In my probability class we were asked to show that $\int_0^\infty \left\vert\frac{\sin(x)}{x}\right\vert = \infty$. The hint states to find a function below that is easier to integrate and show it diverges. This is a pretty fun problem to solve.

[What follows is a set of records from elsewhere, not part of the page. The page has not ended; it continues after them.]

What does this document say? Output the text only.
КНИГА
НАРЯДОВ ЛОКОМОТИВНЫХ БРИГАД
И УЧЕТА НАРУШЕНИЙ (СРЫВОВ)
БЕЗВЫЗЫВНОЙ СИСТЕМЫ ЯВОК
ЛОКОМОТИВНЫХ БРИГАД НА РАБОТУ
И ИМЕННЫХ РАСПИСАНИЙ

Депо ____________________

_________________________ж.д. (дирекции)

I was curious as to what would be the absolutely "easiest" (or simplest) function to prove this problem.
The function used in class was $$T: [2\pi, \infty ) \rightarrow [0,\infty)$$ where we define $$T(2\pi k) = 0$$ $$ T((2k+1)\pi) = 1$$ and interpolate linearly for $x\in[2k\pi,(2k+1)\pi]$ and $x\in[(2k+1)\pi,(2k+2)\pi]$.
for all $k \in \mathbb{N}$. Then he proceeded to show that $\int_{2\pi}^\infty \frac{T(x)}{x} = \infty$
Note: Constructed solutions are the most interesting ones.
I find pretty handy the standard observation $$\left\vert\frac{\sin x}{x}\right\vert\ge \frac{\vert\sin x\vert}{\pi\left\lceil \frac{x}{\pi}\right\rceil}=F(x)$$
The denominator is $(k+1)\pi$ for $x\in(k\pi,(k+1)\pi]$, therefore
$$\int_0^\infty F(x)\,dx=\frac1\pi\left(\int_0^\pi\vert\sin x\vert\,dx\right)\sum_{k=1}^\infty \frac1n=+\infty$$